Tune Fraud Rules Instead of Loosening Them Blindly
Payment fraud rules should apply individually to each transaction rather than being applied as a blanket threshold for all transactions. Each transaction can be evaluated individually for characteristics that indicate fraudulent activity (or not) to allow the system to reject fraudulent transactions while allowing legitimate customers to successfully perform their purchase.
Instead of loosening the fraud rules applied to all transactions, the rules should be tuned to ensure that they do not reject legitimate transactions. By ensuring that each transaction is scored individually by the fraud rules system, it is possible to recover the approval rate for all transactions without creating a new path for fraudulent transactions.
Apply SCA Exemptions Where They're Legitimately Available
Strong Customer Authentication rules can be applied to transactions to exempt low-risk transactions from having to authenticate at all. An SCA exemption works through the checkout's 3D Secure v2 flow, the authentication protocol that decides whether a transaction needs a challenge step, so applying the exemption correctly means the challenge is skipped rather than failed. Many transactions will fall into the low-value threshold exemptions for SCA, meaning that they do not create any additional fraud risk for the company while reducing the likelihood that customers will abandon their carts due to authentication requirements.
Using an SCA threshold for transactions that indicates the risk of the transaction will allow for a reduction in abandoned shopping carts due to authentication.
Use Smart Retry Logic on Soft Declines
When transactions are rejected with a soft decline, it is possible to initiate a retry; however, blindly retrying those transactions will waste the opportunity to approve those transactions. Smart retry logic that matches a retry attempt to its specific reason code, rather than retrying on a fixed schedule, is what actually recovers the revenue from those transactions.

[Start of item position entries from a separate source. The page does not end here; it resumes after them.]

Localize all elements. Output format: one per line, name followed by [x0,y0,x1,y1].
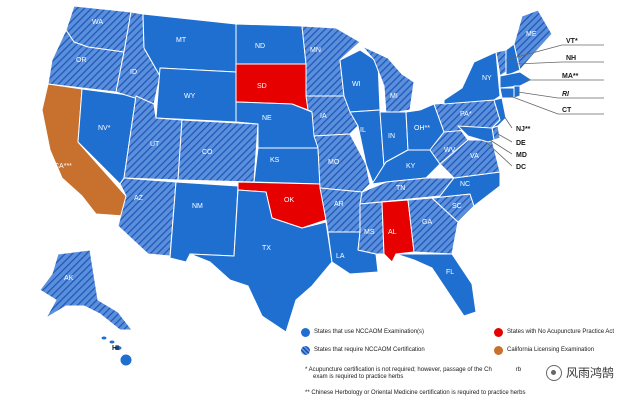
state-wv[interactable] [429,125,469,165]
label-tx: TX [262,245,271,252]
label-ks: KS [270,157,280,164]
label-mt: MT [176,37,187,44]
legend-cert: States that require NCCAOM Certification [314,347,425,353]
callout-lines [485,44,604,167]
label-in: IN [388,133,395,140]
state-mi[interactable] [361,45,415,115]
callout-labels: VT* NH MA** RI CT NJ** DE MD DC [516,38,579,171]
label-tn: TN [396,185,405,192]
legend-exam: States that use NCCAOM Examination(s) [314,329,425,335]
label-ms: MS [364,229,375,236]
label-ny: NY [482,75,492,82]
legend-swatch-no-act [494,328,503,337]
state-ms[interactable] [357,201,385,255]
state-ks[interactable] [253,147,321,185]
watermark-icon [546,364,562,381]
label-co: CO [202,149,213,156]
label-wy: WY [184,93,196,100]
state-ri[interactable] [513,85,521,99]
callout-ri: RI [562,91,570,98]
label-sd: SD [257,83,267,90]
label-id: ID [130,69,137,76]
label-ia: IA [320,113,327,120]
label-wv: WV [444,147,456,154]
label-wa: WA [92,19,103,26]
label-fl: FL [446,269,454,276]
legend-swatch-exam [301,328,310,337]
label-nv: NV* [98,125,111,132]
label-ga: GA [422,219,432,226]
label-me: ME [526,31,537,38]
callout-vt: VT* [566,38,578,45]
state-labels: WA OR CA*** NV* ID MT WY UT CO AZ NM ND … [54,19,537,352]
label-wi: WI [352,81,361,88]
label-ak: AK [64,275,74,282]
state-ny[interactable] [443,51,501,105]
label-ky: KY [406,163,416,170]
label-sc: SC [452,203,462,210]
state-wy[interactable] [155,67,237,123]
state-co[interactable] [177,119,259,183]
label-az: AZ [134,195,144,202]
legend-swatch-california [494,346,503,355]
footnote-single-star-line1b: rb [515,367,522,373]
state-hi[interactable] [100,335,133,367]
legend-california: California Licensing Examination [507,347,595,353]
label-hi: HI [112,345,119,352]
state-ma[interactable] [499,71,533,89]
state-tx[interactable] [189,189,333,333]
label-nm: NM [192,203,203,210]
state-fl[interactable] [395,253,477,317]
label-ar: AR [334,201,344,208]
label-oh: OH** [414,125,430,132]
callout-dc: DC [516,164,526,171]
callout-nh: NH [566,55,576,62]
label-ne: NE [262,115,272,122]
callout-md: MD [516,152,527,159]
label-nd: ND [255,43,265,50]
legend-no-act: States with No Acupuncture Practice Act [507,329,615,335]
footnote-single-star: * Acupuncture certification is not requi… [305,367,521,381]
callout-nj: NJ** [516,126,531,133]
label-ut: UT [150,141,160,148]
label-ok: OK [284,197,294,204]
watermark: 风雨鸿鹄 [546,364,614,381]
state-az[interactable] [117,177,177,257]
callout-ct: CT [562,107,572,114]
state-il[interactable] [349,109,385,187]
callout-de: DE [516,140,526,147]
label-va: VA [470,153,479,160]
label-ca: CA*** [54,163,72,170]
state-nd[interactable] [235,23,307,65]
footnote-double-star: ** Chinese Herbology or Oriental Medicin… [305,390,526,396]
state-me[interactable] [513,9,553,71]
state-ga[interactable] [407,197,459,255]
label-mn: MN [310,47,321,54]
state-mt[interactable] [142,13,237,77]
label-or: OR [76,57,87,64]
state-ak[interactable] [39,249,133,331]
label-nc: NC [460,181,470,188]
label-il: IL [360,127,366,134]
label-mi: MI [390,93,398,100]
label-mo: MO [328,159,340,166]
state-mo[interactable] [313,133,371,193]
footnote-single-star-line1: * Acupuncture certification is not requi… [305,367,492,373]
label-al: AL [388,229,397,236]
callout-ma: MA** [562,73,579,80]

Additionally, there should be a cap on the number of times that each transaction can be attempted; retrying a transaction too many times within a short period may trigger a soft decline as a hard decline due to fraud detection created by the bank that initiated the soft decline.
Improve Data Quality at the Point of Authorisation
Improving the quality of the data submitted with each transaction will allow the bank that processes the transaction to more easily recognise the legitimacy of the transaction and authorise it. This fix does not require any changes to the logic or rules for the transaction; only improving the data quality will reduce the number of declined transactions.
Route Through the Right Acquirer Relationship
Banks and payment processors do not all approve the same percentage of transactions; they may have different relationships with acquiring companies. By directing transactions based on BIN (Beginning of Identification Number) values, a technique known as BIN routing, it is possible to route them through the acquirer relationship that is the most likely to approve the transaction. Importantly, this adjustment does not impact the current PSP or checkout system used by the merchant or customer.